Date | October 29, 2008 | (October 28 UTC)
---|---|
Magnitude | 6.4 Mw |
Depth | 10 km (6.2 mi) |
Epicenter | 30°34′08″N 67°29′02″E / 30.569°N 67.484°ECoordinates: 30°34′08″N 67°29′02″E / 30.569°N 67.484°E |
Areas affected | Pakistan |
Casualties | 215 Dead 200 Injured |
The 2008 Ziarat earthquake hit the Pakistani province of Balochistan on October 29 with a moment magnitude of 6.4. The US Geological Survey reported that the quake occurred 60 km (37 mi) north of Quetta and 185 km (115 mi) southeast of the Afghanistan city of Kandahar at 04:09 local time (28 October, 23:09 UTC) at a depth of 15 km (9.3 mi), at 30.653°N, 67.323°E. It was followed by another shallower magnitude 6.4 earthquake at a depth of 10 km (6.2 mi) approximately 12 hours after the initial shock, at 30.546°N, 67.447°E. 215 people were confirmed dead. More than 200 were injured (according to Mohammed Zaman, assistant to the Balochistan chief secretary, Nasir Khosa), and 120,000 were homeless (according to Dilawar Khan Kakar, Ziarat, Balochistan mayor and chief administrator).The New York Times reported that Qamar Zaman Chaudhry, director general of Pakistan Meteorological Department, stated the quake epicenter was 70 miles (110 km) north of Quetta, and about 600 km (370 mi) southwest of Islamabad. Quetta, Baluchistan's capital, was levelled in 1935 by a magnitude Mw 7.6 earthquake which left 30,000 people dead, according to the US Geological Survey.

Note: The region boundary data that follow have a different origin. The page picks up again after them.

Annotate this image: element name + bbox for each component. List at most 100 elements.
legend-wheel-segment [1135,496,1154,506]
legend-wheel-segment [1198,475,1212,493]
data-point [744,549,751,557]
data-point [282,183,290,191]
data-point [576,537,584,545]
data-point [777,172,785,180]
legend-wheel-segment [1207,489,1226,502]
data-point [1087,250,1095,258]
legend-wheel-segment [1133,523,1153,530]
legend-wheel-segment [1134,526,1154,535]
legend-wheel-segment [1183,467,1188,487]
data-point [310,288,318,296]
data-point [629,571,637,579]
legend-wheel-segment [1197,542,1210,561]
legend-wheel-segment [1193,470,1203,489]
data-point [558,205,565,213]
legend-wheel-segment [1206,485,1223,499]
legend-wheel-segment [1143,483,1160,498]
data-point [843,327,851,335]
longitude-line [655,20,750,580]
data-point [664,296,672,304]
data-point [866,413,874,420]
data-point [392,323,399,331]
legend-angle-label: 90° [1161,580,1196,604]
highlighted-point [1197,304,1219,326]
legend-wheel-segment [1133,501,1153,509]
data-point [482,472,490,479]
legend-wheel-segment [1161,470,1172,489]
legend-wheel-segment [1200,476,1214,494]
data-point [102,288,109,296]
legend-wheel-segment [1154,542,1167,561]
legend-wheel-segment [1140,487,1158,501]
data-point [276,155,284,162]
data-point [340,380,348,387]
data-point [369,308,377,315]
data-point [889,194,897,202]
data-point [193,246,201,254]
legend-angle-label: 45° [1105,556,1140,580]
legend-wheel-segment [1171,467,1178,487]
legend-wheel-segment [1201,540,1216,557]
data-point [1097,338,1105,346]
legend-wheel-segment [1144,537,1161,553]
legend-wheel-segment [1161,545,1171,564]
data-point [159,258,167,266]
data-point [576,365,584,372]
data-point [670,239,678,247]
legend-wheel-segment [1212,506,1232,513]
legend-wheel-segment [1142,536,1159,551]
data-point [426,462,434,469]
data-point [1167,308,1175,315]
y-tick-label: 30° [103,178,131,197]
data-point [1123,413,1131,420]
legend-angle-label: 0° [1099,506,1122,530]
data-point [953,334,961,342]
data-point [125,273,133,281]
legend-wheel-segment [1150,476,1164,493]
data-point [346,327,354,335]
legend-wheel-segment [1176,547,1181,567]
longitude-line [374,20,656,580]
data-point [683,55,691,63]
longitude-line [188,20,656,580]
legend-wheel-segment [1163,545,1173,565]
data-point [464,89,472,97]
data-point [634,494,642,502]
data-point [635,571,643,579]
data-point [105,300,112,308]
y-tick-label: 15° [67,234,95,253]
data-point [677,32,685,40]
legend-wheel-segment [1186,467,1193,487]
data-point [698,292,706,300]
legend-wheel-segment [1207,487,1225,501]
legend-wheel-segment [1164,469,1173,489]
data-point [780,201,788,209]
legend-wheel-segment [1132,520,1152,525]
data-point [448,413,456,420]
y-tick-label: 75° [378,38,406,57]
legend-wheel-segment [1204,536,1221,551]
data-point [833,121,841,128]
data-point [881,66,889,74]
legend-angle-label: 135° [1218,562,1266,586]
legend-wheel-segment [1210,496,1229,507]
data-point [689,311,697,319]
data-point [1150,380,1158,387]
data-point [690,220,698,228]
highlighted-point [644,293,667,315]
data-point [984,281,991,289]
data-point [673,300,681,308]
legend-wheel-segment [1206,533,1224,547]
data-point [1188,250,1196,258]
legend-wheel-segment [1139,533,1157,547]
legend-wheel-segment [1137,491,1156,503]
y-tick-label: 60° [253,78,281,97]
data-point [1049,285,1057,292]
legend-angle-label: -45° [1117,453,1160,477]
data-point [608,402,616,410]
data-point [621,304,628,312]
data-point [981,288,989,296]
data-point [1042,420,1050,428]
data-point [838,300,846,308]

Earthquakes and active faults in western and northern Pakistan and adjacent parts of Afghanistan are the result of the Indian plate moving northward at a rate of about 40 mm/yr (1.6 inches/yr) and colliding with the Eurasian plate. Along the northern edge of the Indian subcontinent, the Indian plate is subducting beneath the Eurasian plate, causing uplift that produces the highest mountain peaks in the world, including the Himalayan, the Karakoram, the Pamir and the Hindu Kush ranges. West and south of the Himalayan front, the relative motion between the two plates is oblique, which results in strike-slip, reverse-slip, and oblique-slip earthquakes. The pattern of elastic waves that were radiated by the October 28 and 29, 2008, earthquakes implies that each earthquake was the result of predominantly strike-slip faulting. Seismographically recorded waveforms imply that the shocks were caused by either left-lateral slip on a northeast-striking fault or right-lateral slip on a northwest-striking fault. The tectonic setting favours left-lateral slip on a northeast-trending fault as the likely fault plane.